Multiple cores means that the CPU can performs more than one thing at a time. We know this isn’t new… But not all problems or calculations can be constructed to perform an instruction that can be solved or processed across cores. Regardless of the threads and assignments by the OS, their software has to be written to use multiple cores. It has to figure out how to best divide up the work that it’s doing because only that software know if what it’s doing even can be broken up between more than one core. Currently, the viewers does try to make best use of all the cores. Which is why I didn’t really try to weight my point on it.
When building new engine from scratch with more added features, Linden Lab still has to divide those instructions in a better form of management without bottle-necking between CPU, RAM and the GPU. Assuming that the new engine will make use of the full RAM, in 64bit, instructions will be much heavier for the CPU.

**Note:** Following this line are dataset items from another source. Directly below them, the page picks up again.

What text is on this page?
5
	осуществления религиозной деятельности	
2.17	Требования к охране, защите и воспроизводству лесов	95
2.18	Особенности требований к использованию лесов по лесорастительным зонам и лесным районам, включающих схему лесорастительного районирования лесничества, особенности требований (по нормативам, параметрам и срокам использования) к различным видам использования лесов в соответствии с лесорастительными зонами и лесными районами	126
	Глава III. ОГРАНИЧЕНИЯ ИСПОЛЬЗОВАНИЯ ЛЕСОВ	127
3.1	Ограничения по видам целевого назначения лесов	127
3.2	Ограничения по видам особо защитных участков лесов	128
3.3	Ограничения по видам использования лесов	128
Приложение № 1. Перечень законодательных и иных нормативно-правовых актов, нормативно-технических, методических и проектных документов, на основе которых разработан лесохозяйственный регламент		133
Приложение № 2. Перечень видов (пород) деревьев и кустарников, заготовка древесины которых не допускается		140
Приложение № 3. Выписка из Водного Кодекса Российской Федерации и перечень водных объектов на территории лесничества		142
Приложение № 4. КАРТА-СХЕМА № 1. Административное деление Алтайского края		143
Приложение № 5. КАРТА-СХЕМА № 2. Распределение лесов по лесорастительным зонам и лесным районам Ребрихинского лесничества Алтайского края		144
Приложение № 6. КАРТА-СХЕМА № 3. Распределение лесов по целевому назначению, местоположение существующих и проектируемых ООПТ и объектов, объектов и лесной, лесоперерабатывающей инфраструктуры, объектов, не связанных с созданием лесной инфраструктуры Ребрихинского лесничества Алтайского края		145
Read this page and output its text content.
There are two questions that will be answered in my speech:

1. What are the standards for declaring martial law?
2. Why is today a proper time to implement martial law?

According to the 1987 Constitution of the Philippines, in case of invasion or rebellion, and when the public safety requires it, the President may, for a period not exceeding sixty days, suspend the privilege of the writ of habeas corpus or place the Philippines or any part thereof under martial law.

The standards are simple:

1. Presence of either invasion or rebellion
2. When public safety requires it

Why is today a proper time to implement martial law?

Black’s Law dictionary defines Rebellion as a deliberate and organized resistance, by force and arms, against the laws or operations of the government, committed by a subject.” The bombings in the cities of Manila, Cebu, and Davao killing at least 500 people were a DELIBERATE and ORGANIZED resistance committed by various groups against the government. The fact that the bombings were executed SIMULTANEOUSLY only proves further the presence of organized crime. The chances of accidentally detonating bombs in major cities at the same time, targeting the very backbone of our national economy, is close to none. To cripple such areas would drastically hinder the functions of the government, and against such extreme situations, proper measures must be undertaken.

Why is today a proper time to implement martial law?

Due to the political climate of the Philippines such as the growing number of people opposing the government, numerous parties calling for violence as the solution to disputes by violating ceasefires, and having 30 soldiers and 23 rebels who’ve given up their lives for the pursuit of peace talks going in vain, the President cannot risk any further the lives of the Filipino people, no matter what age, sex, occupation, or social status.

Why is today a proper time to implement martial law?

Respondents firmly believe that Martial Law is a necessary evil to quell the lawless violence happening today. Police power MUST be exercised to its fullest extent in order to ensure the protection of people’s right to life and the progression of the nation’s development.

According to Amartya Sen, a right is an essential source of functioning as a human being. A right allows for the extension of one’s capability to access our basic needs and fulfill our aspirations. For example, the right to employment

You still don’t seem to understand. It is the operating system that divides tasks among CPU’s. The Linden made software is constantly being revised to break the SL system into individual threads which are independent of other threads. Instantiating a thread gives gives the OS the information it needs to use a core for that single SL process. Older versions of the servers and viewer had way fewer threads. In 2010, 11, and 12 it was considered pointless to enable multi-threaded processing for SL. There just wasn’t much performance advantage. That is no longer the case.
Your original comment seems to imply the Lab was incapable of and SL was not using multiple threads.